In the opinion of this Tribunal the witnesses whom the Appellant called did not give evidence which addressed the issues before the Tribunal e.g. one of the Appellant's witnesses, Ms Marilyn Dolmage, Project Coordinator for the Building Inclusive Schools project reported that the Building Inclusive Schools project planned professional development activities "looking for good things that are happening (with integration) and having teachers communicate what works." (Transcript p.92) The Sudbury R.C.S.S.B. has made one of the three submissions from the region to this exchange of best practices for the current year with one planned for 1996.
(Transcript p.98)
The Tribunal is unable to find evidence in the testimonies of the Appellant's witnesses to change the Identification or Placement recommendations of June 14, 1994 I.P.R.C. The Tribunal is satisfied on the evidence that the recommendations of the I.P.R.C. are in the best interests of the child.
Doctor Donald Pearsall, consulting psychiatrist for the Regional Children's Psychiatric Centre and Assistant Professor in the Faculty of Medicine at the University of Western Ontario, was called to testify as an expert witness for the Respondent. The development of a child with Down Syndrome between the ages of 4 (Junior Kindergarten) and 13 was compared with that of a developmentally normal child. The pros and cons of an integrated placement for a pupil with Down Syndrome were also reviewed. In the opinion of this expert witness, the issue of integration of Down Syndrome children is one about which there has been no consensus. "It is an extremely controversial area." (Transcript p.368)
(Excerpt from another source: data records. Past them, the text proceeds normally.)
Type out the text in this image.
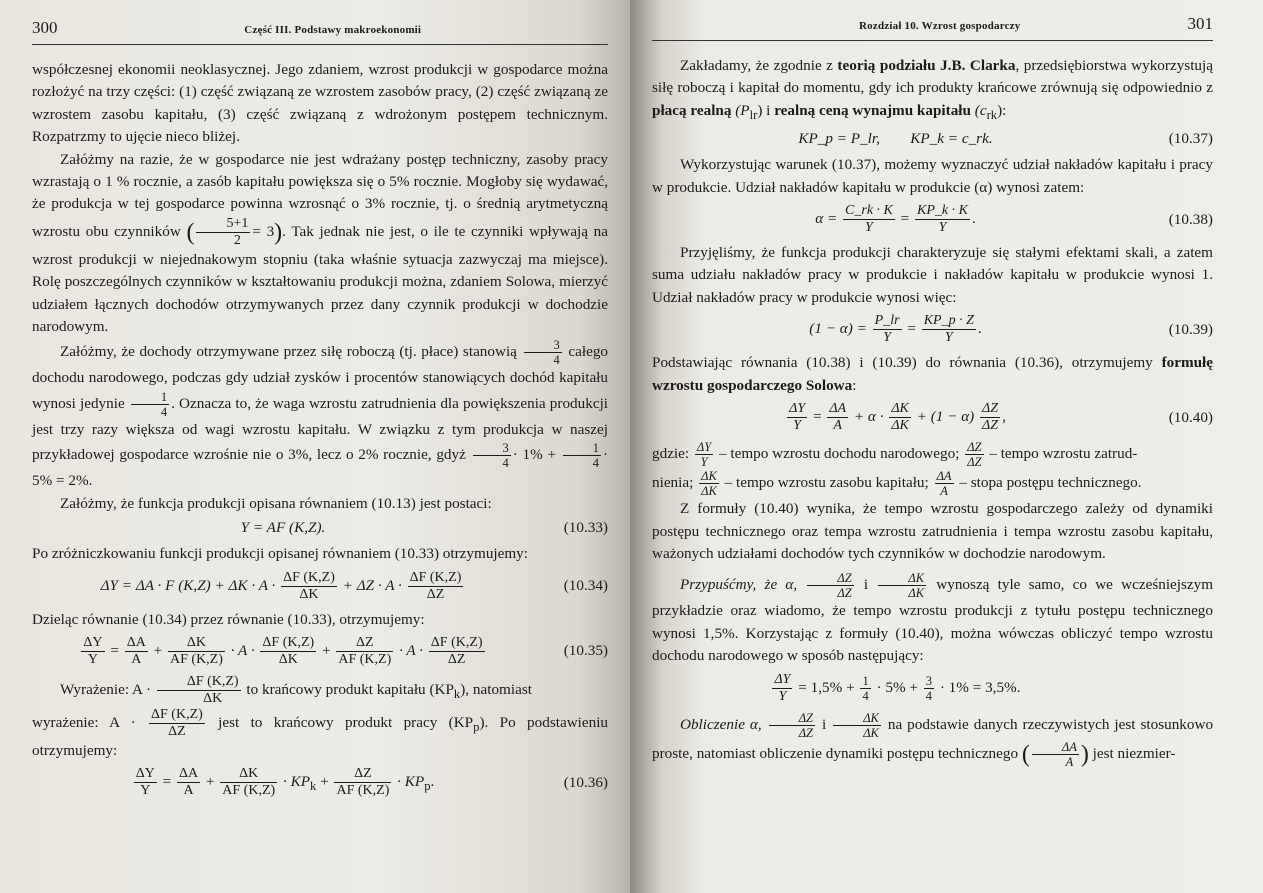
300	Część III. Podstawy makroekonomii

współczesnej ekonomii neoklasycznej. Jego zdaniem, wzrost produkcji w gospodarce można rozłożyć na trzy części: (1) część związaną ze wzrostem zasobów pracy, (2) część związaną ze wzrostem zasobu kapitału, (3) część związaną z wdrożonym postępem technicznym. Rozpatrzmy to ujęcie nieco bliżej.

Załóżmy na razie, że w gospodarce nie jest wdrażany postęp techniczny, zasoby pracy wzrastają o 1 % rocznie, a zasób kapitału powiększa się o 5% rocznie. Mogłoby się wydawać, że produkcja w tej gospodarce powinna wzrosnąć o 3% rocznie, tj. o średnią arytmetyczną wzrostu obu czynników ( $\frac{5+1}{2} = 3$). Tak jednak nie jest, o ile te czynniki wpływają na wzrost produkcji w niejednakowym stopniu (taka właśnie sytuacja zazwyczaj ma miejsce). Rolę poszczególnych czynników w kształtowaniu produkcji można, zdaniem Solowa, mierzyć udziałem łącznych dochodów otrzymywanych przez dany czynnik produkcji w dochodzie narodowym.

Załóżmy, że dochody otrzymywane przez siłę roboczą (tj. płace) stanowią $\frac{3}{4}$ całego dochodu narodowego, podczas gdy udział zysków i procentów stanowiących dochód kapitału wynosi jedynie $\frac{1}{4}$ . Oznacza to, że waga wzrostu zatrudnienia dla powiększenia produkcji jest trzy razy większa od wagi wzrostu kapitału. W związku z tym produkcja w naszej przykładowej gospodarce wzrośnie nie o 3%, lecz o 2% rocznie, gdyż $\frac{3}{4} \cdot 1\% + \frac{1}{4} \cdot 5\% = 2\%$.

Załóżmy, że funkcja produkcji opisana równaniem (10.13) jest postaci:

Y = AF (K,Z).	(10.33)

Po zróżniczkowaniu funkcji produkcji opisanej równaniem (10.33) otrzymujemy:

ΔY = ΔA · F $(K,Z) + \Delta K \cdot A \cdot \frac{\Delta F (K,Z)}{\Delta K} + \Delta Z \cdot A \cdot \frac{\Delta F (K,Z)}{\Delta Z}$	(10.34)

Dzieląc równanie (10.34) przez równanie (10.33), otrzymujemy:

$\frac{\Delta Y}{Y} = \frac{\Delta A}{A} + \frac{\Delta K}{AF (K,Z)} \cdot A \cdot \frac{\Delta F (K,Z)}{\Delta K} + \frac{\Delta Z}{AF (K,Z)} \cdot A \cdot \frac{\Delta F (K,Z)}{\Delta Z}$	(10.35)

Wyrażenie: $A \cdot \frac{\Delta F (K,Z)}{\Delta K}$ to krańcowy produkt kapitału $(KP_k)$, natomiast

wyrażenie: $A \cdot \frac{\Delta F (K,Z)}{\Delta Z}$ jest to krańcowy produkt pracy $(KP_p)$. Po podstawieniu otrzymujemy:

$\frac{\Delta Y}{Y} = \frac{\Delta A}{A} + \frac{\Delta K}{AF (K,Z)} \cdot KP_k + \frac{\Delta Z}{AF (K,Z)} \cdot KP_p$.	(10.36)
Rozdział 10. Wzrost gospodarczy	301

Zakładamy, że zgodnie z teorią podziału J.B. Clarka, przedsiębiorstwa wykorzystują siłę roboczą i kapitał do momentu, gdy ich produkty krańcowe zrównują się odpowiednio z płacą realną $(P_{lr})$ i realną ceną wynajmu kapitału $(c_{rk})$:

KP_p = P_lr,        KP_k = c_rk.	(10.37)

Wykorzystując warunek (10.37), możemy wyznaczyć udział nakładów kapitału i pracy w produkcie. Udział nakładów kapitału w produkcie (α) wynosi zatem:

$\alpha = \frac{C\_rk \cdot K}{Y} = \frac{KP\_k \cdot K}{Y}$ .	(10.38)

Przyjęliśmy, że funkcja produkcji charakteryzuje się stałymi efektami skali, a zatem suma udziału nakładów pracy w produkcie i nakładów kapitału w produkcie wynosi 1. Udział nakładów pracy w produkcie wynosi więc:

$(1 - \alpha) = \frac{P\_lr}{Y} = \frac{KP\_p \cdot Z}{Y}$ .	(10.39)

Podstawiając równania (10.38) i (10.39) do równania (10.36), otrzymujemy formułę wzrostu gospodarczego Solowa:

$\frac{\Delta Y}{Y} = \frac{\Delta A}{A} + \alpha \cdot \frac{\Delta K}{\Delta K} + (1 - \alpha) \frac{\Delta Z}{\Delta Z}$ ,	(10.40)

gdzie: $\frac{\Delta Y}{Y}$ – tempo wzrostu dochodu narodowego; $\frac{\Delta Z}{\Delta Z}$ – tempo wzrostu zatrud-

nienia; $\frac{\Delta K}{\Delta K}$ – tempo wzrostu zasobu kapitału; $\frac{\Delta A}{A}$ – stopa postępu technicznego.

Z formuły (10.40) wynika, że tempo wzrostu gospodarczego zależy od dynamiki postępu technicznego oraz tempa wzrostu zatrudnienia i tempa wzrostu zasobu kapitału, ważonych udziałami dochodów tych czynników w dochodzie narodowym.

Przypuśćmy, że α, $\frac{\Delta Z}{\Delta Z}$ i $\frac{\Delta K}{\Delta K}$ wynoszą tyle samo, co we wcześniejszym przykładzie oraz wiadomo, że tempo wzrostu produkcji z tytułu postępu technicznego wynosi 1,5%. Korzystając z formuły (10.40), można wówczas obliczyć tempo wzrostu dochodu narodowego w sposób następujący:

$\frac{\Delta Y}{Y} = 1,5\% + \frac{1}{4} \cdot 5\% + \frac{3}{4} \cdot 1\% = 3,5\%$.

Obliczenie α, $\frac{\Delta Z}{\Delta Z}$ i $\frac{\Delta K}{\Delta K}$ na podstawie danych rzeczywistych jest stosunkowo proste, natomiast obliczenie dynamiki postępu technicznego ( $\frac{\Delta A}{A}$ ) jest niezmier-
Justice Arbour has developed a series of principles, which applied to the E. case and subsequently concern the application of The Charter to the Education Act:
- the placement must be least exclusionary and still reasonably capable of meeting the child's special needs;
- a segregated class must be a last resort to be used after the School Board has made reasonable efforts to integrate the child;
- the efforts used to integrate the child may include partial or occasional withdrawal from the regular class;
- the needs of other children in the classroom must be respected and accommodated;
- parental consent to the placement is not necessary if the preceding criteria are met.
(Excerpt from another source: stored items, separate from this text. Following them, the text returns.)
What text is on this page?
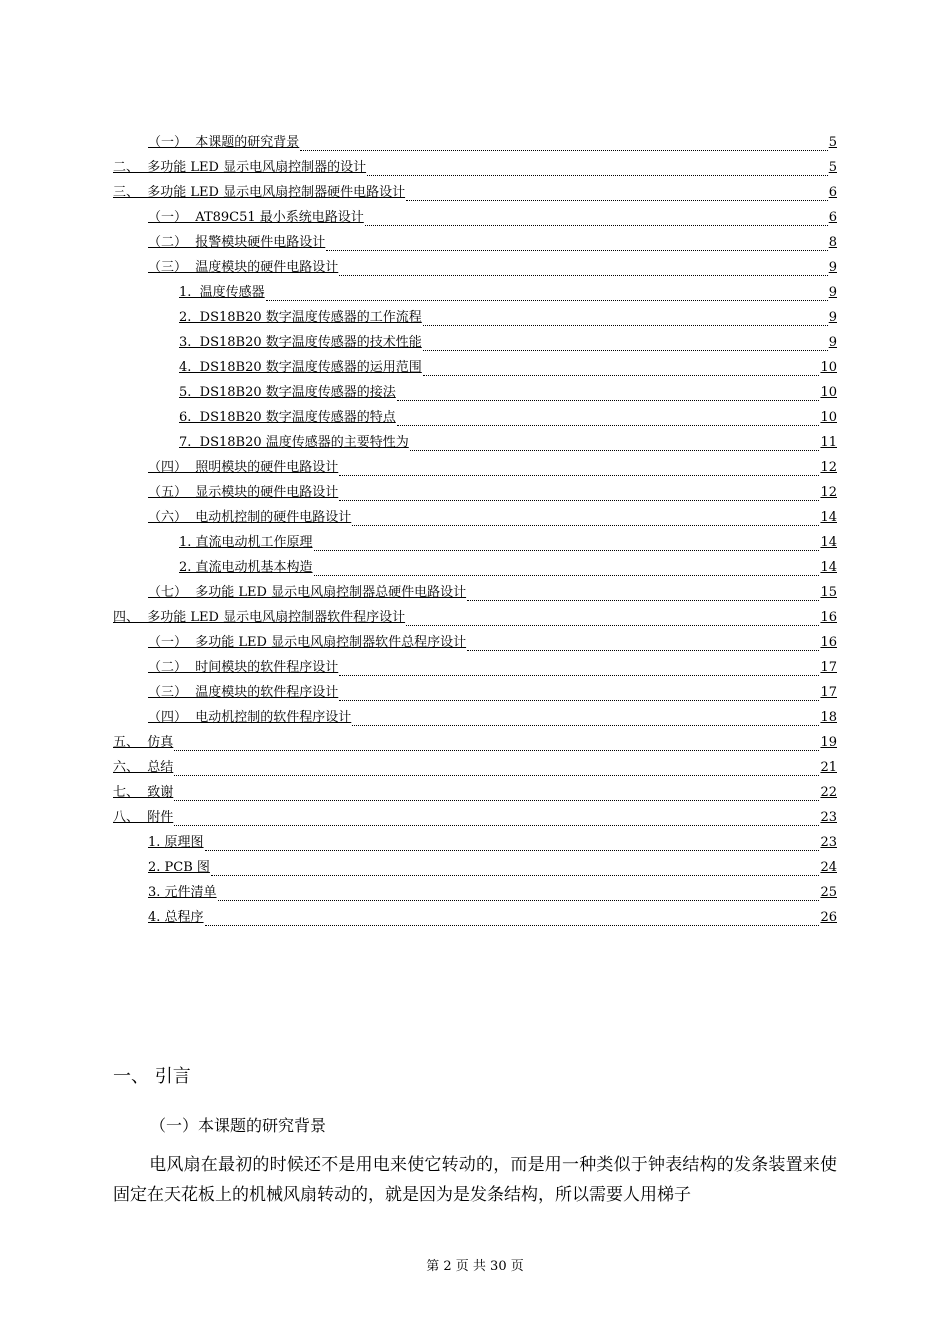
（一）  本课题的研究背景	5
二、  多功能 LED 显示电风扇控制器的设计	5
三、  多功能 LED 显示电风扇控制器硬件电路设计	6
（一）  AT89C51 最小系统电路设计	6
（二）  报警模块硬件电路设计	8
（三）  温度模块的硬件电路设计	9
1.  温度传感器	9
2.  DS18B20 数字温度传感器的工作流程	9
3.  DS18B20 数字温度传感器的技术性能	9
4.  DS18B20 数字温度传感器的运用范围	10
5.  DS18B20 数字温度传感器的接法	10
6.  DS18B20 数字温度传感器的特点	10
7.  DS18B20 温度传感器的主要特性为	11
（四）  照明模块的硬件电路设计	12
（五）  显示模块的硬件电路设计	12
（六）  电动机控制的硬件电路设计	14
1. 直流电动机工作原理	14
2. 直流电动机基本构造	14
（七）  多功能 LED 显示电风扇控制器总硬件电路设计	15
四、  多功能 LED 显示电风扇控制器软件程序设计	16
（一）  多功能 LED 显示电风扇控制器软件总程序设计	16
（二）  时间模块的软件程序设计	17
（三）  温度模块的软件程序设计	17
（四）  电动机控制的软件程序设计	18
五、  仿真	19
六、  总结	21
七、  致谢	22
八、  附件	23
1. 原理图	23
2. PCB 图	24
3. 元件清单	25
4. 总程序	26
一、 引言
（一）本课题的研究背景
电风扇在最初的时候还不是用电来使它转动的，而是用一种类似于钟表结构的发条装置来使固定在天花板上的机械风扇转动的，就是因为是发条结构，所以需要人用梯子
第 2 页 共 30 页
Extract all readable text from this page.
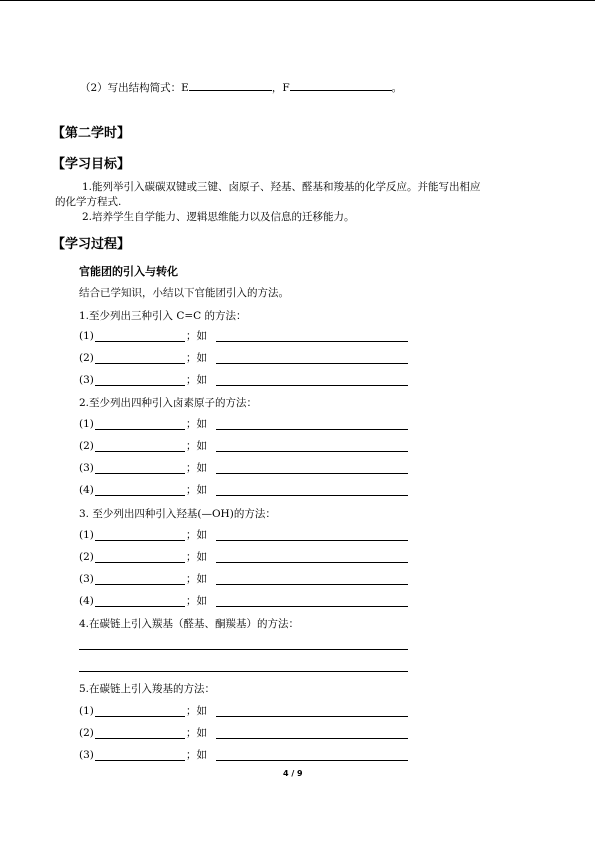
（2）写出结构简式：E	，F	。
【第二学时】
【学习目标】
1.能列举引入碳碳双键或三键、卤原子、羟基、醛基和羧基的化学反应。并能写出相应
的化学方程式.
2.培养学生自学能力、逻辑思维能力以及信息的迁移能力。
【学习过程】
官能团的引入与转化
结合已学知识，小结以下官能团引入的方法。
1.至少列出三种引入 C=C 的方法：
2.至少列出四种引入卤素原子的方法：
3. 至少列出四种引入羟基(—OH)的方法：
4.在碳链上引入羰基（醛基、酮羰基）的方法：
5.在碳链上引入羧基的方法：
(1)	；如
(2)	；如
(3)	；如
(1)	；如
(2)	；如
(3)	；如
(4)	；如
(1)	；如
(2)	；如
(3)	；如
(4)	；如
(1)	；如
(2)	；如
(3)	；如
4 / 9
On the evidence presented the School Board has discharged the onus imposed upon it by the E. decision to justify the I.P.R.C. report of June 14, 1994.
The Tribunal finds no evidence presented by the Appellant to indicate that the Board is not following acceptable procedures for the Identification and Placement of exceptional students.
Human Rights
The father also attempted to raise an issue based on the Human Rights Code. We have considered his submissions and the relevant provisions of the Human Rights Code in the light of all the evidence and can find no factual basis for any allegation that the School Board was in breach of any provision of the Human Rights Code in its dealings with the student or the parents. We make this finding solely for the purpose of discharging the duties imposed by law upon this Tribunal. We do not assert any authority or jurisdiction that may have been conferred by law upon any other court, board or tribunal.
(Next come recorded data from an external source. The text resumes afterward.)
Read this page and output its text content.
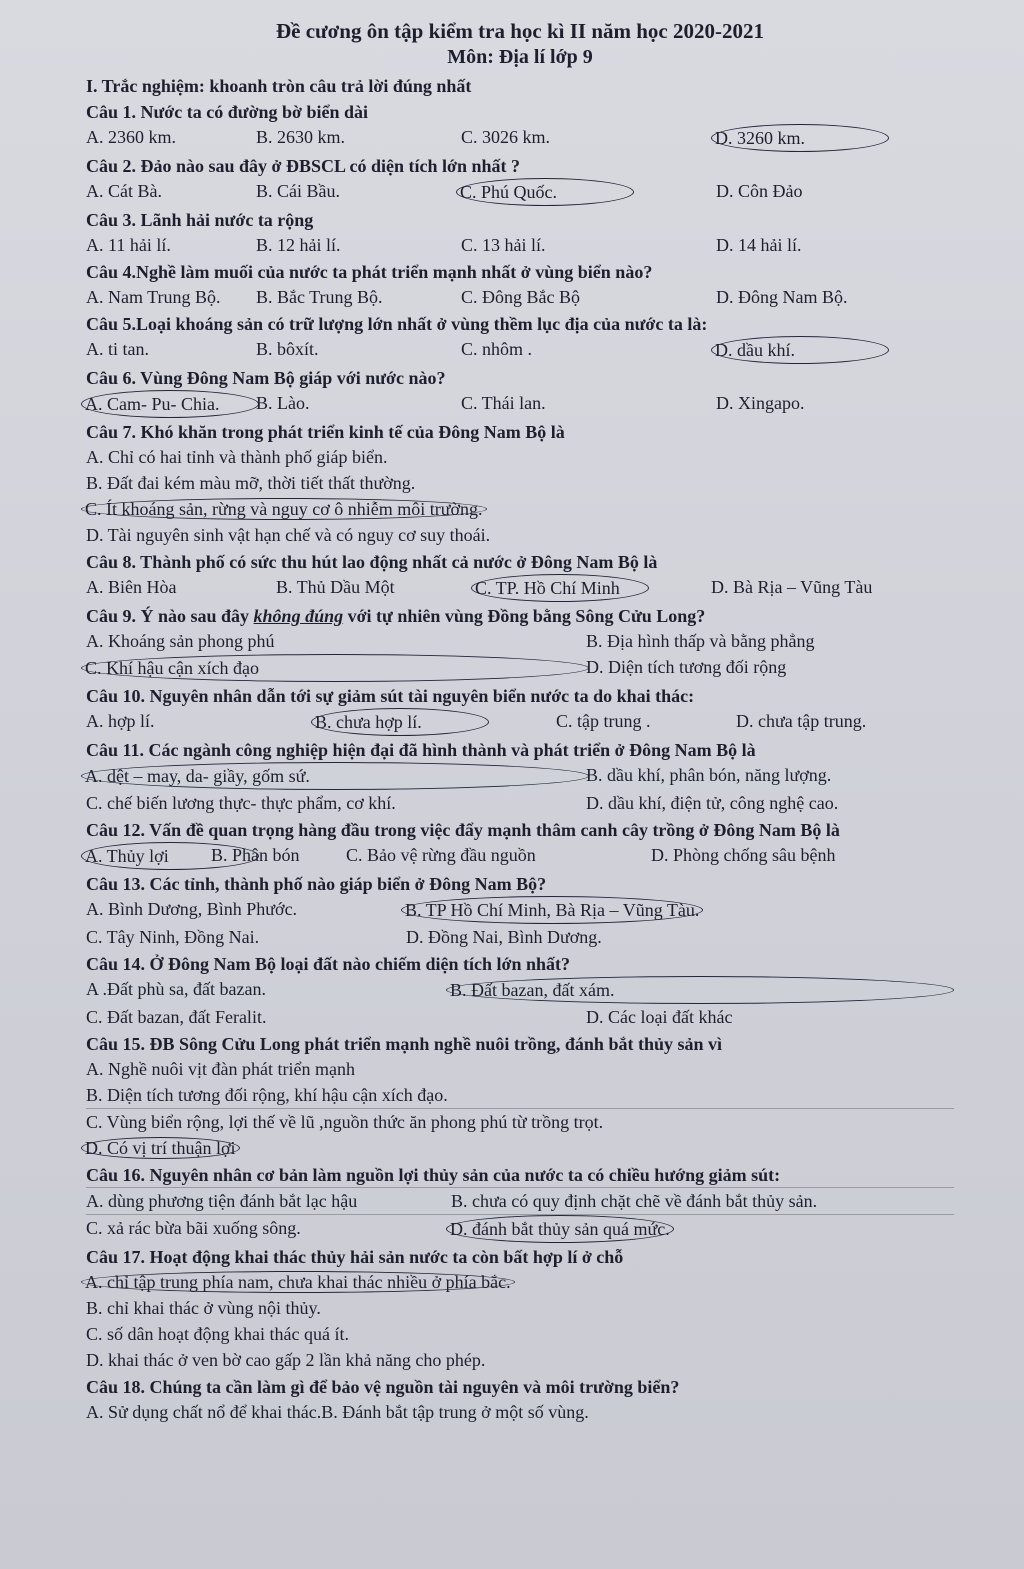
Đề cương ôn tập kiểm tra học kì II năm học 2020-2021

Môn: Địa lí lớp 9

I. Trắc nghiệm: khoanh tròn câu trả lời đúng nhất

Câu 1. Nước ta có đường bờ biển dài

A. 2360 km.	B. 2630 km.	C. 3026 km.	D. 3260 km.

Câu 2. Đảo nào sau đây ở ĐBSCL có diện tích lớn nhất ?

A. Cát Bà.	B. Cái Bầu.	C. Phú Quốc.	D. Côn Đảo

Câu 3. Lãnh hải nước ta rộng

A. 11 hải lí.	B. 12 hải lí.	C. 13 hải lí.	D. 14 hải lí.

Câu 4.Nghề làm muối của nước ta phát triển mạnh nhất ở vùng biển nào?

A. Nam Trung Bộ.	B. Bắc Trung Bộ.	C. Đông Bắc Bộ	D. Đông Nam Bộ.

Câu 5.Loại khoáng sản có trữ lượng lớn nhất ở vùng thềm lục địa của nước ta là:

A. ti tan.	B. bôxít.	C. nhôm .	D. dầu khí.

Câu 6. Vùng Đông Nam Bộ giáp với nước nào?

A. Cam- Pu- Chia.	B. Lào.	C. Thái lan.	D. Xingapo.

Câu 7. Khó khăn trong phát triển kinh tế của Đông Nam Bộ là

A. Chỉ có hai tỉnh và thành phố giáp biển.
B. Đất đai kém màu mỡ, thời tiết thất thường.
C. Ít khoáng sản, rừng và nguy cơ ô nhiễm môi trường.
D. Tài nguyên sinh vật hạn chế và có nguy cơ suy thoái.

Câu 8. Thành phố có sức thu hút lao động nhất cả nước ở Đông Nam Bộ là

A. Biên Hòa	B. Thủ Dầu Một	C. TP. Hồ Chí Minh	D. Bà Rịa – Vũng Tàu

Câu 9. Ý nào sau đây không đúng với tự nhiên vùng Đồng bằng Sông Cửu Long?

A. Khoáng sản phong phú	B. Địa hình thấp và bằng phẳng
C. Khí hậu cận xích đạo	D. Diện tích tương đối rộng

Câu 10. Nguyên nhân dẫn tới sự giảm sút tài nguyên biển nước ta do khai thác:

A. hợp lí.	B. chưa hợp lí.	C. tập trung .	D. chưa tập trung.

Câu 11. Các ngành công nghiệp hiện đại đã hình thành và phát triển ở Đông Nam Bộ là

A. dệt – may, da- giầy, gốm sứ.	B. dầu khí, phân bón, năng lượng.
C. chế biến lương thực- thực phẩm, cơ khí.	D. dầu khí, điện tử, công nghệ cao.

Câu 12. Vấn đề quan trọng hàng đầu trong việc đẩy mạnh thâm canh cây trồng ở Đông Nam Bộ là

A. Thủy lợi	B. Phân bón	C. Bảo vệ rừng đầu nguồn	D. Phòng chống sâu bệnh

Câu 13. Các tỉnh, thành phố nào giáp biển ở Đông Nam Bộ?

A. Bình Dương, Bình Phước.	B. TP Hồ Chí Minh, Bà Rịa – Vũng Tàu.
C. Tây Ninh, Đồng Nai.	D. Đồng Nai, Bình Dương.

Câu 14. Ở Đông Nam Bộ loại đất nào chiếm diện tích lớn nhất?

A .Đất phù sa, đất bazan.	B. Đất bazan, đất xám.
C. Đất bazan, đất Feralit.	D. Các loại đất khác

Câu 15. ĐB Sông Cửu Long phát triển mạnh nghề nuôi trồng, đánh bắt thủy sản vì

A. Nghề nuôi vịt đàn phát triển mạnh
B. Diện tích tương đối rộng, khí hậu cận xích đạo.
C. Vùng biển rộng, lợi thế về lũ ,nguồn thức ăn phong phú từ trồng trọt.
D. Có vị trí thuận lợi

Câu 16. Nguyên nhân cơ bản làm nguồn lợi thủy sản của nước ta có chiều hướng giảm sút:

A. dùng phương tiện đánh bắt lạc hậu	B. chưa có quy định chặt chẽ về đánh bắt thủy sản.
C. xả rác bừa bãi xuống sông.	D. đánh bắt thủy sản quá mức.

Câu 17. Hoạt động khai thác thủy hải sản nước ta còn bất hợp lí ở chỗ

A. chỉ tập trung phía nam, chưa khai thác nhiều ở phía bắc.
B. chỉ khai thác ở vùng nội thủy.
C. số dân hoạt động khai thác quá ít.
D. khai thác ở ven bờ cao gấp 2 lần khả năng cho phép.

Câu 18. Chúng ta cần làm gì để bảo vệ nguồn tài nguyên và môi trường biển?

A. Sử dụng chất nổ để khai thác.B. Đánh bắt tập trung ở một số vùng.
It is not the intention of this Tribunal to attempt to preclude the Appellants from pursuing any remedy under the Human Rights Code. This determination is limited only to finding that the evidence adduced before this Tribunal failed to disclose any breach of the provisions of the Human Rights Code.
Costs:
In the unanimous opinion of the Tribunal, the Appellants have completely failed to satisfy the onus placed upon them in these proceedings. Accordingly, there will be no order as to costs for the Appellants.
The Sudbury R.C.S.S.B. did not ask for costs and accordingly this Tribunal makes no order as to costs.
The Tribunal urges the Appellants to meet with the appropriate staff members of the Sudbury R.C.S.S.B. to work out the placement details and to collaborate creatively in a continuing effort to meet the student’s needs.